Stop Building for Wealth. Start Building for Abundance.

Most leaders I know are building for wealth. Not because they are greedy or short-sighted - but because wealth is what the dominant model of business success has always pointed toward. Capture value. Control supply. Extract margin. Protect what you have accumulated. Arrive at the destination and defend it.

It is a coherent strategy. It is also, I have come to believe, the wrong one.

Not because it is immoral - though the extractive logic does tend toward outcomes nobody is particularly proud of over time. But because it has a ceiling. And once you understand what abundance actually is, and what it makes possible, the ceiling of wealth starts to feel like a very expensive constraint.

Wealth and abundance are often used as if they mean the same thing. They don't.

Wealth is finite. It accumulates at the top of every system it touches - organisations, industries, societies. The more it concentrates, the less there is for everyone else. This is not a flaw in the model. It is the model. Wealth is a destination you arrive at and protect, and the strategies built to pursue it reflect that logic at every level.

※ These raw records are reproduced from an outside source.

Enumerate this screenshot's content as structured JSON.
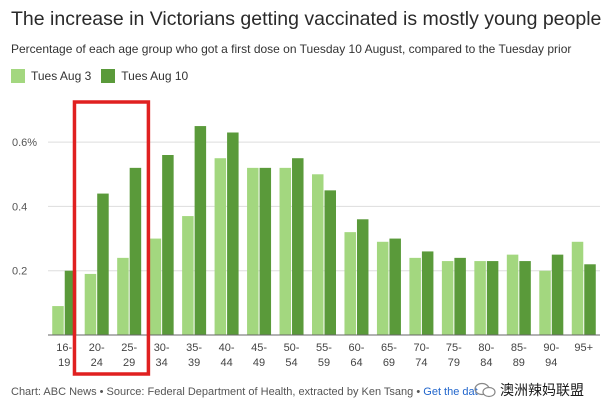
{
  "chart_data": {
    "type": "bar",
    "title": "The increase in Victorians getting vaccinated is mostly young people",
    "subtitle": "Percentage of each age group who got a first dose on Tuesday 10 August, compared to the Tuesday prior",
    "categories": [
      "16-\n19",
      "20-\n24",
      "25-\n29",
      "30-\n34",
      "35-\n39",
      "40-\n44",
      "45-\n49",
      "50-\n54",
      "55-\n59",
      "60-\n64",
      "65-\n69",
      "70-\n74",
      "75-\n79",
      "80-\n84",
      "85-\n89",
      "90-\n94",
      "95+"
    ],
    "series": [
      {
        "name": "Tues Aug 3",
        "color": "#a3d77f",
        "values": [
          0.09,
          0.19,
          0.24,
          0.3,
          0.37,
          0.55,
          0.52,
          0.52,
          0.5,
          0.32,
          0.29,
          0.24,
          0.23,
          0.23,
          0.25,
          0.2,
          0.29
        ]
      },
      {
        "name": "Tues Aug 10",
        "color": "#5a9a3a",
        "values": [
          0.2,
          0.44,
          0.52,
          0.56,
          0.65,
          0.63,
          0.52,
          0.55,
          0.45,
          0.36,
          0.3,
          0.26,
          0.24,
          0.23,
          0.23,
          0.25,
          0.22
        ]
      }
    ],
    "yticks": [
      "0.2",
      "0.4",
      "0.6%"
    ],
    "ytick_values": [
      0.2,
      0.4,
      0.6
    ],
    "ylim": [
      0,
      0.7
    ],
    "grid": true,
    "legend": "top-left",
    "highlight": {
      "categories": [
        "20-\n24",
        "25-\n29"
      ],
      "color": "#e02020"
    }
  },
  "footer": {
    "source": "Chart: ABC News • Source: Federal Department of Health, extracted by Ken Tsang •",
    "link": "Get the dat"
  },
  "watermark": {
    "text": "澳洲辣妈联盟"
  }
}
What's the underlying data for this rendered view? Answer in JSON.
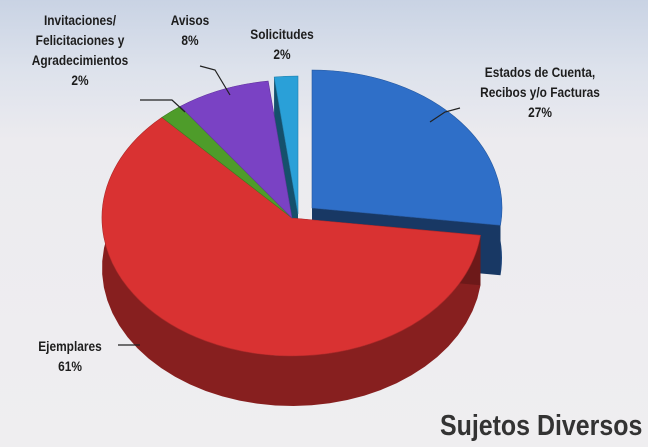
{
  "chart_data": {
    "type": "pie3d",
    "title": "Sujetos Diversos",
    "categories": [
      "Estados de Cuenta,\nRecibos y/o Facturas",
      "Ejemplares",
      "Invitaciones/\nFelicitaciones y\nAgradecimientos",
      "Avisos",
      "Solicitudes"
    ],
    "values": [
      27,
      61,
      2,
      8,
      2
    ],
    "value_labels": [
      "27%",
      "61%",
      "2%",
      "8%",
      "2%"
    ],
    "colors": [
      "#2f6fc8",
      "#d93232",
      "#4e9c2a",
      "#7a42c4",
      "#2aa0d8"
    ]
  }
}
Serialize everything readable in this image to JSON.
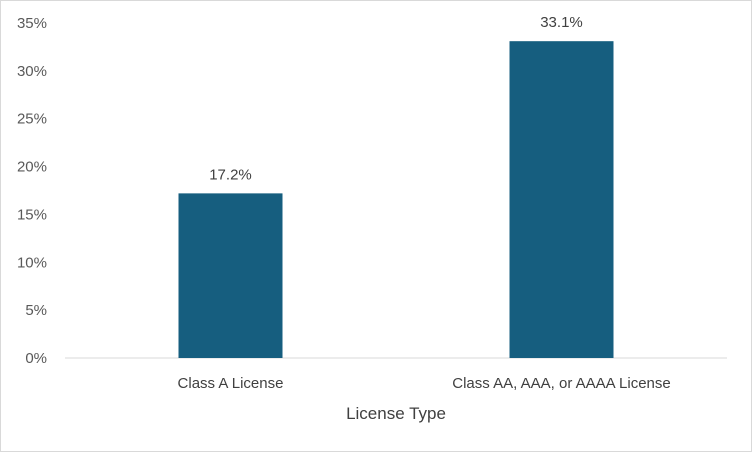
{
  "colors": {
    "bar": "#165e7f",
    "axis": "#d9d9d9",
    "tick_text": "#595959",
    "label_text": "#404040"
  },
  "chart_data": {
    "type": "bar",
    "title": "",
    "xlabel": "License Type",
    "ylabel": "",
    "categories": [
      "Class A License",
      "Class AA, AAA, or AAAA License"
    ],
    "values": [
      17.2,
      33.1
    ],
    "data_labels": [
      "17.2%",
      "33.1%"
    ],
    "ylim": [
      0,
      35
    ],
    "yticks": [
      0,
      5,
      10,
      15,
      20,
      25,
      30,
      35
    ],
    "ytick_labels": [
      "0%",
      "5%",
      "10%",
      "15%",
      "20%",
      "25%",
      "30%",
      "35%"
    ],
    "grid": false,
    "legend": "none"
  }
}
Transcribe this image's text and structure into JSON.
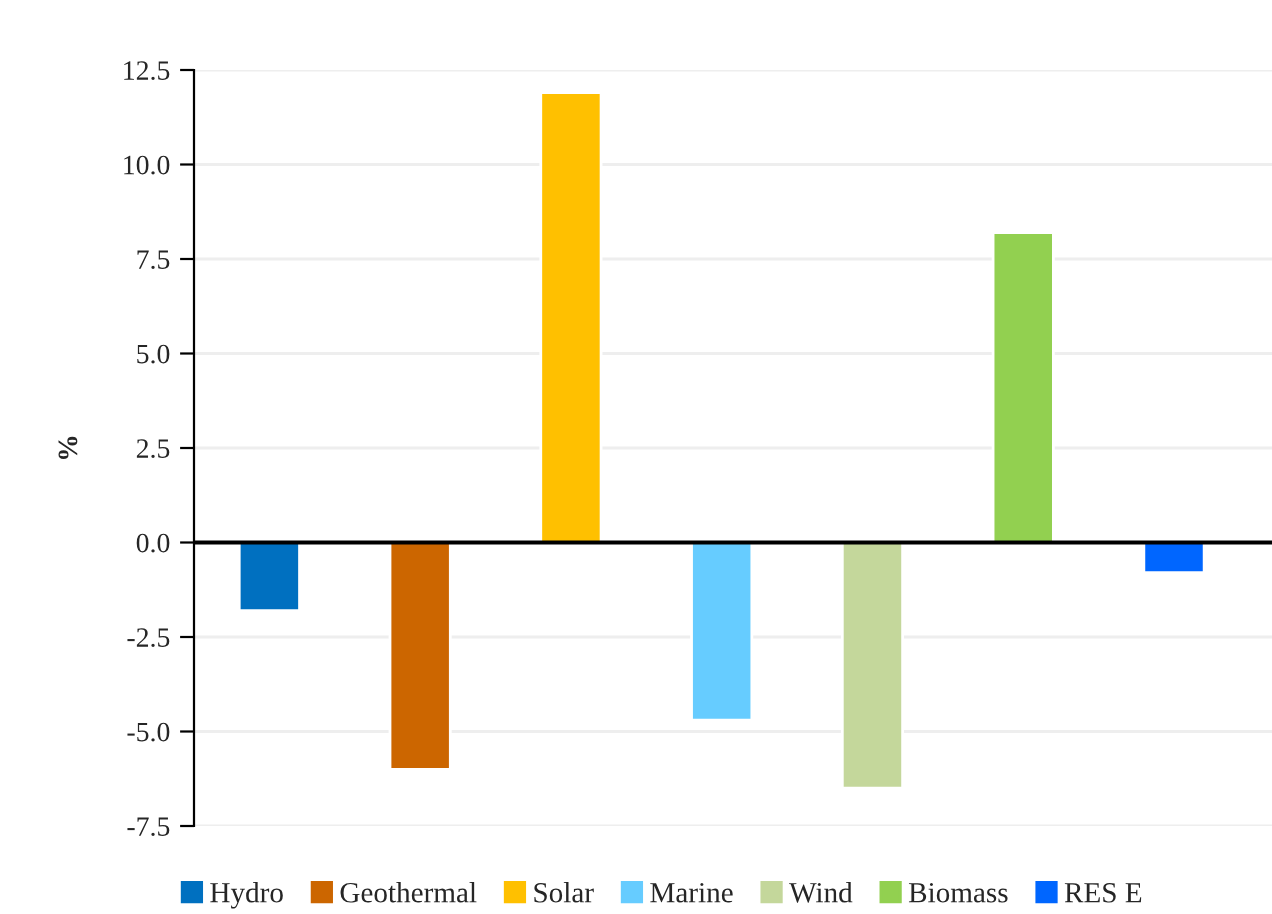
{
  "chart_data": {
    "type": "bar",
    "ylabel": "%",
    "categories": [
      null,
      null,
      null,
      null,
      null,
      null,
      null
    ],
    "series": [
      {
        "name": "Hydro",
        "color": "#0070c0",
        "values": [
          -1.8,
          null,
          null,
          null,
          null,
          null,
          null
        ]
      },
      {
        "name": "Geothermal",
        "color": "#cc6600",
        "values": [
          null,
          -6.0,
          null,
          null,
          null,
          null,
          null
        ]
      },
      {
        "name": "Solar",
        "color": "#ffc000",
        "values": [
          null,
          null,
          11.9,
          null,
          null,
          null,
          null
        ]
      },
      {
        "name": "Marine",
        "color": "#66ccff",
        "values": [
          null,
          null,
          null,
          -4.7,
          null,
          null,
          null
        ]
      },
      {
        "name": "Wind",
        "color": "#c4d79b",
        "values": [
          null,
          null,
          null,
          null,
          -6.5,
          null,
          null
        ]
      },
      {
        "name": "Biomass",
        "color": "#92d050",
        "values": [
          null,
          null,
          null,
          null,
          null,
          8.2,
          null
        ]
      },
      {
        "name": "RES E",
        "color": "#0066ff",
        "values": [
          null,
          null,
          null,
          null,
          null,
          null,
          -0.8
        ]
      }
    ],
    "ylim": [
      -7.5,
      12.5
    ],
    "yticks": [
      {
        "value": 12.5,
        "label": "12.5"
      },
      {
        "value": 10,
        "label": "10.0"
      },
      {
        "value": 7.5,
        "label": "7.5"
      },
      {
        "value": 5,
        "label": "5.0"
      },
      {
        "value": 2.5,
        "label": "2.5"
      },
      {
        "value": 0,
        "label": "0.0"
      },
      {
        "value": -2.5,
        "label": "-2.5"
      },
      {
        "value": -5,
        "label": "-5.0"
      },
      {
        "value": -7.5,
        "label": "-7.5"
      }
    ],
    "grid": "y",
    "legend": "bottom"
  }
}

Leader celebrating with employees

Abundance works differently. Abundance honours the source - the people, the relationships, the communities that generate value - by prioritising their needs so they can continuously create more. And because abundance is not finite, the act of creating it for others does not diminish what you have. It multiplies it.

A dam captures water. It holds it, controls it, concentrates it in one place. The dam grows larger. But downstream, things dry up. The source is being drawn from without being replenished. And when it runs dry - as all extracted sources eventually do - the dam has nothing left to hold.

A spring works differently. It doesn't capture water. It generates it. The more freely it flows, the more it sustains - the river, the valley, the ecosystem downstream. The spring doesn't diminish by giving. It deepens.

Wealth is the dam. Abundance is the spring.

In 1988, two friends drove a converted truck from London to Nairobi - nine months across Africa, sleeping in tents, eating with local families, visiting places that didn't appear in any guidebook. Somewhere on that journey, they started asking a different question. Not how much value could be extracted from the communities they were visiting - but how much could be given back.

That question became Intrepid Travel.

When Intrepid launched, abundance wasn't a programme or a values statement. It was the business model. Tours were led by local guides. Accommodation was in locally-owned guesthouses. Every decision about how a trip was designed was also a decision about where the money went - and by design, it went back into the communities being visited. When a larger corporate acquirer later pushed the business toward a more extractive model, the founders bought their shares back. Purpose over scale, at real personal cost.

In 2025, Intrepid reported $575 million in revenue - making it the world's largest adventure travel company, with one of the highest Net Promoter Scores of any service brand globally. The conventional wisdom in travel is that margin comes from consolidation, from cutting out the local operator and controlling distribution. Intrepid built a $575 million business by doing the opposite.

Wealth captures what is already there. Abundance generates what wasn't there before.

The question I keep returning to is this: most leaders know, intuitively, that the extractive model has limits. They feel it in the cultures they are trying to hold together, in the attrition they cannot seem to arrest, in the customers who leave the moment a better option appears. What they are feeling is the ceiling of wealth - the point at which a strategy built on accumulation stops compounding and starts contracting.

Abundance has no ceiling. When you give more than you take, when the people you employ and the customers you serve become genuinely better off through their relationship with you, the value you create compounds without limit. That is not a softer ambition than wealth. It is a harder one. And it is the only one worth building toward.

Is the business you are building oriented toward capturing value - or generating it? And what would change if you made that distinction the lens for every strategic decision you face this year?